In modo combinato con l’invecchiamento della popolazione, nelle Aree Interne si osserva anche un
calo demografico maggiore rispetto ai Centri. Nel corso del 2023 la popolazione delle Aree interne è
diminuita complessivamente di 32mila unità (-2,4 per mille) rispetto al 2022, con marcate differenze da
Nord a Sud del Paese. Le Aree interne del Centro-nord, infatti, risultano stabili rispetto all’anno
precedente (+3mila residenti, +0,6 per mille), grazie a un moderato guadagno di popolazione dei
Comuni Intermedi (+4mila residenti, +0,9 per mille), mentre i Comuni Periferici e Ultraperiferici della
ripartizione evidenziano un leggero calo di popolazione, pari a poco più 500 residenti (-0,3 per mille).

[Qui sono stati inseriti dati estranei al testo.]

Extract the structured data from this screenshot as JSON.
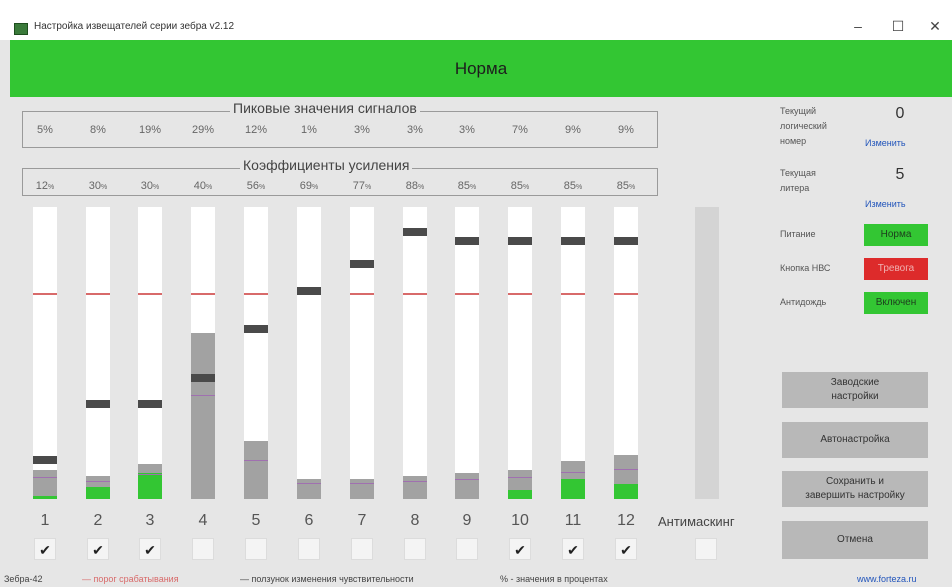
{
  "window": {
    "title": "Настройка извещателей серии зебра v2.12",
    "minimize_glyph": "–",
    "maximize_glyph": "☐",
    "close_glyph": "✕"
  },
  "status": {
    "text": "Норма",
    "color": "#33c633"
  },
  "peaks": {
    "title": "Пиковые значения сигналов",
    "values": [
      "5%",
      "8%",
      "19%",
      "29%",
      "12%",
      "1%",
      "3%",
      "3%",
      "3%",
      "7%",
      "9%",
      "9%"
    ]
  },
  "gains": {
    "title": "Коэффициенты усиления",
    "values": [
      "12",
      "30",
      "30",
      "40",
      "56",
      "69",
      "77",
      "88",
      "85",
      "85",
      "85",
      "85"
    ],
    "unit": "%"
  },
  "channels": {
    "numbers": [
      "1",
      "2",
      "3",
      "4",
      "5",
      "6",
      "7",
      "8",
      "9",
      "10",
      "11",
      "12"
    ],
    "checked": [
      true,
      true,
      true,
      false,
      false,
      false,
      false,
      false,
      false,
      true,
      true,
      true
    ],
    "check_glyph": "✔",
    "gray_pct": [
      10,
      8,
      12,
      57,
      20,
      7,
      7,
      8,
      9,
      10,
      13,
      15
    ],
    "green_pct": [
      1,
      4,
      9,
      0,
      0,
      0,
      0,
      0,
      0,
      3,
      7,
      5
    ],
    "threshold_pct": [
      70,
      70,
      70,
      70,
      70,
      70,
      70,
      70,
      70,
      70,
      70,
      70
    ],
    "sensitivity_pct": [
      12,
      31,
      31,
      40,
      57,
      70,
      79,
      90,
      87,
      87,
      87,
      87
    ]
  },
  "antimasking": {
    "label": "Антимаскинг",
    "checked": false
  },
  "info": {
    "logical_number_label": "Текущий\nлогический\nномер",
    "logical_number_value": "0",
    "logical_number_change": "Изменить",
    "litera_label": "Текущая\nлитера",
    "litera_value": "5",
    "litera_change": "Изменить",
    "power_label": "Питание",
    "power_status": "Норма",
    "nvs_button_label": "Кнопка НВС",
    "nvs_status": "Тревога",
    "anti_rain_label": "Антидождь",
    "anti_rain_status": "Включен"
  },
  "buttons": {
    "factory": "Заводские\nнастройки",
    "autotune": "Автонастройка",
    "save": "Сохранить и\nзавершить настройку",
    "cancel": "Отмена"
  },
  "legend": {
    "device": "Зебра-42",
    "threshold": "— порог срабатывания",
    "sensitivity": "— ползунок изменения чувствительности",
    "percent_note": "% - значения в процентах",
    "website": "www.forteza.ru"
  },
  "colors": {
    "ok_green": "#33c633",
    "alarm_red": "#dd2b2b",
    "threshold_line": "#d86a6a",
    "link_blue": "#2255bb"
  }
}
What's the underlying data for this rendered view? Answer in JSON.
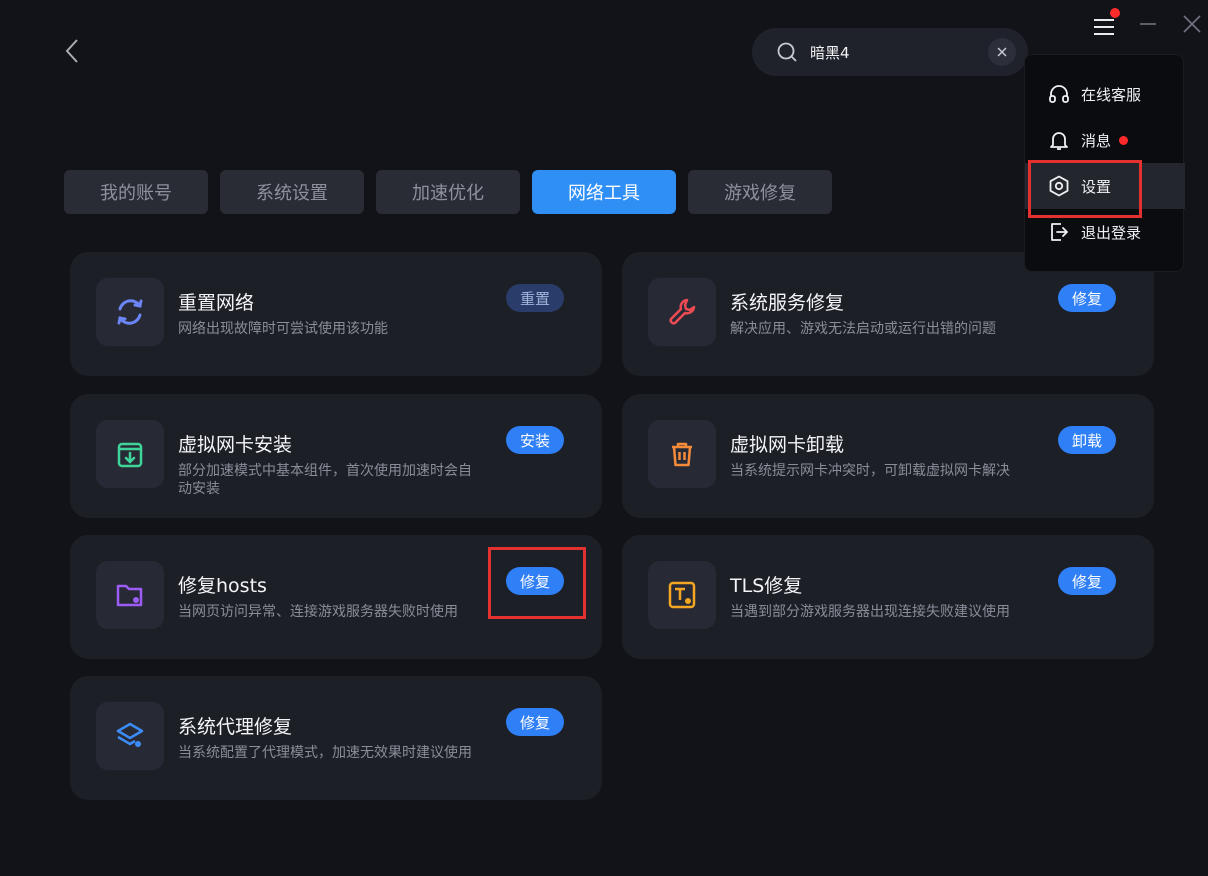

Inoltre, su un totale di 2.116 Comuni appartenenti alle Aree interne del Centro-nord, poco più della metà
(52,6%) ha sperimentato un calo di popolazione.
Le Aree interne del Mezzogiorno, invece, evidenziano una perdita complessiva pari a circa 35mila
residenti (-4,9 per mille), più consistente soprattutto nelle zone periferiche e ultraperiferiche
(rispettivamente, -18mila e -4mila), con variazioni relative pari a -6,1 e -8,3 per mille rispetto all’anno
precedente. Complessivamente, il calo della popolazione nelle Aree interne del Mezzogiorno ha
interessato quattro Comuni su cinque.
Un gradiente tra Centro-nord e Mezzogiorno si evidenzia anche nei Centri della classificazione SNAI:
la stabilità della popolazione nell’insieme di questi Comuni rispetto all’anno precedente (+0,5 per mille)
è il risultato della variazione positiva dei Poli e delle Cinture del Centro-nord (+2,1 per mille) e di un calo
di popolazione in quelli del Mezzogiorno (-3,6 per mille).